As requested by @Masi, I tried to work out a solution using sed.
My first attempt uses two passes; the first transforms file1
into a sed script that is used in the second pass to filter file2
.
sed 's/\([^ \t]*\).*/\/^\1\t\/p;t/' file1 > sed1
sed -nf sed1 file2 > out2
With big input files, this is s-l-o-w; for each line from file2
, sed has to process an amount of patterns that equals the number of lines in file1
. I haven't done any profiling, but I wouldn't be surprised if the time complexity is quadratic.
My second attempt merges and sorts the two files, then scans through all lines in search of pairs. This runs in linear time and consequently is a lot faster. Please note that this solution will ruin the original order of the file; alphabetical sorting doesn't work too well with this date notation. Supplying files with a different date format (y-m-d) would be the easiest way to fix that.

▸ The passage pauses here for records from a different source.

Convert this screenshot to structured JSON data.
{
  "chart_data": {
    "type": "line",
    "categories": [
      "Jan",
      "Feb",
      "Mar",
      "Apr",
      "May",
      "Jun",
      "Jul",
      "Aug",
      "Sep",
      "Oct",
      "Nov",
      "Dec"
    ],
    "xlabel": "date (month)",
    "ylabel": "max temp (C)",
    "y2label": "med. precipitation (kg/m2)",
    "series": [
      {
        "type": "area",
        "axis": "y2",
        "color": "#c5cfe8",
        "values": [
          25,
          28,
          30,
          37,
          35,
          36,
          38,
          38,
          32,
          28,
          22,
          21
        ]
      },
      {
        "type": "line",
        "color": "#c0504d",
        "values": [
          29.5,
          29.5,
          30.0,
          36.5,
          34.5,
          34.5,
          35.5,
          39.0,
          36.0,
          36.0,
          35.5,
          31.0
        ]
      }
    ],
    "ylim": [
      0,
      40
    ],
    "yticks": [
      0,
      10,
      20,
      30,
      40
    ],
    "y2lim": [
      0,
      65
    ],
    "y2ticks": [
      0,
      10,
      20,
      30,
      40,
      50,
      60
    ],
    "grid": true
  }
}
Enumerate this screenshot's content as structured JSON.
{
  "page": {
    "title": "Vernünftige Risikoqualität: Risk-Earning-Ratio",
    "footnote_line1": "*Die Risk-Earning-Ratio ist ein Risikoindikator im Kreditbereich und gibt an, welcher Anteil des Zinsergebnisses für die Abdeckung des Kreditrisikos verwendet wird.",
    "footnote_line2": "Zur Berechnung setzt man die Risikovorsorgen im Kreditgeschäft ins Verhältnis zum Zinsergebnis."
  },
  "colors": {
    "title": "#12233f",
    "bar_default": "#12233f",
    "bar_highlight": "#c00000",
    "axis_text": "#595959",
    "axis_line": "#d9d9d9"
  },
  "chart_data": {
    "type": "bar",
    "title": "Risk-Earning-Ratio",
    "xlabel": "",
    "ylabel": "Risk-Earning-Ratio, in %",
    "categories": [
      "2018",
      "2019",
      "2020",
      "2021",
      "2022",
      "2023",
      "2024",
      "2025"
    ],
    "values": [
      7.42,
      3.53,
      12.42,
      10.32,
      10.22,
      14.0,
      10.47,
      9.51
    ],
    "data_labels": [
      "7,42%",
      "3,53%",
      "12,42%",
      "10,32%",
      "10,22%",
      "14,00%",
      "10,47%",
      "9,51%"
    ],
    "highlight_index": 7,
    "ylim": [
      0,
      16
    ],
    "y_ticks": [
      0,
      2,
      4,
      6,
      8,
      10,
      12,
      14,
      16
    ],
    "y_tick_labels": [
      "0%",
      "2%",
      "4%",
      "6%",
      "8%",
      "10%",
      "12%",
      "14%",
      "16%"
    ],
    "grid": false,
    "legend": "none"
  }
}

sed 's/^[^ \t]\+/&@1/' file1 > marked1
sed 's/^[^ \t]\+/&@2/' file2 > marked2
sort marked1 marked2 > sorted
sed '$d;N;/^\([^ \t]\+\)@1.*\n\1@2/{s/\(.*\)\n\(.*\)/\2\n\1/;P};D' sorted > filtered
sed 's/^\([^ \t]\+\)@2/\1/' filtered > out2
Explanation:
- In the first command,
s/^[^ \t]\+/&@1/
appends @1
to every date. This makes it possible to merge the files, keep equal dates together when sorting, and still be able to tell lines from different files apart.
- The second command does the same for
file2
; obviously with its own marker @2
.
- The
sort
command merges the two files, grouping equal dates together.
- The third sed command returns all lines from
file2
that have a date that also occurs in file1
.
- The fourth sed command removes the
@2
marker from the output.
The third sed command in detail:
$d
suppresses inappropriate printing of the last line
N
reads and appends another line of input to the line already present in the pattern space
/^\([^ \t]\+\)@1.*\n\1@2/
matches two lines originating from different files but with the same date
{
starts a command group
s/\(.*\)\n\(.*\)/\2\n\1/
swaps the two lines in the pattern space
P
prints the first line in the pattern space
}
ends the command group
D
deletes the first line from the pattern space
The bad news is, even the second approach is slower than the awk approach made by @John1024. Sed was never designed to be a merge tool. Neither was awk, but awk has the advantage of being able to store an entire file in a dictionary, making @John1024's solution blazingly fast. The downside of a dictionary is memory consumption. On huge input files, my solution should have the advantage.